Herbalife posted quarterly earnings and revenue that fell short of Wall Street estimates, sending shares sharply lower in pre-market trading Tuesday.
This is the first time since 2008 that Herbalife missed estimates.
The company posted earnings of $1.55 a share, excluding one-time items, on sales of $1.31 billion, versus estimates for $1.56 a share on revenue of $1.36 billion, according to a consensus estimate from Thomson Reuters.
Shares tumbled more than 12 percent in extended-hours trading. Click here to see how shares are trading.
The company raised its earnings expectations for the fiscal full-year 2014 to between $6.17 a share and $6.32 a share, but the revised guidance was still lower than Wall Street's projections for $6.30 a share.
"Herbalife has once again delivered strong results in sales and profitability while demonstrating our continued ability to enhance our earnings per share," said Michael Johnson, Herbalife's chairman and CEO in a press release. "Our performance is a testament to the enthusiasm our millions of consumers and members have for our products."
Activist investor Bill Ackman of Pershing Square Capital Management continued his campaign against the company last week, delivering a presentation he said would be a "death blow" to the direct selling company.

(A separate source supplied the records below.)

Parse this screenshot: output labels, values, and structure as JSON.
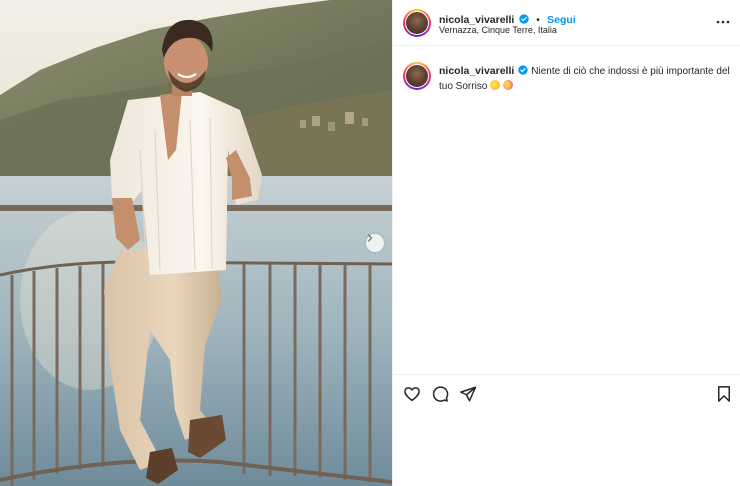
{
  "post": {
    "image_alt": "Man in a white shirt and beige trousers leaning on a railing above the sea at Vernazza",
    "carousel_next": "chevron-right-icon"
  },
  "header": {
    "username": "nicola_vivarelli",
    "verified_icon": "verified-badge-icon",
    "separator": "•",
    "follow_label": "Segui",
    "location": "Vernazza, Cinque Terre, Italia",
    "more_icon": "more-options-icon"
  },
  "caption": {
    "username": "nicola_vivarelli",
    "text": "Niente di ciò che indossi è più importante del tuo Sorriso",
    "emojis": [
      "smiling-face-emoji",
      "blushing-face-emoji"
    ]
  },
  "actions": {
    "like_icon": "heart-icon",
    "comment_icon": "comment-icon",
    "share_icon": "share-icon",
    "save_icon": "bookmark-icon"
  },
  "colors": {
    "accent": "#0095f6",
    "text": "#262626",
    "verified": "#0095f6",
    "divider": "#efefef"
  }
}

Ackman has called the company a "pyramid scheme" and has a short position on the stock totaling roughly $1 billion.
Herbalife shares fell slightly before and during Ackman's emotional call to "shut the company down" last Tuesday, but the drop was short-lived. Shares then spiked 25 percent the following day—the biggest jump in the stock's history.
Other investors have disagreed with Ackman and bought up chunks of its shares. One of the company's defenders is Carl Icahn, whose disagreement with Ackman over Herbalife's business contributed to a feud between the two investors and a shouting match on "Fast Money Halftime" in January 2013. Ackman and Icahn reconciled, but both investors still hold contrary positions on the stock.
Herbalife's management deny the company is a pyramid scheme and state its business practices are sound and legal.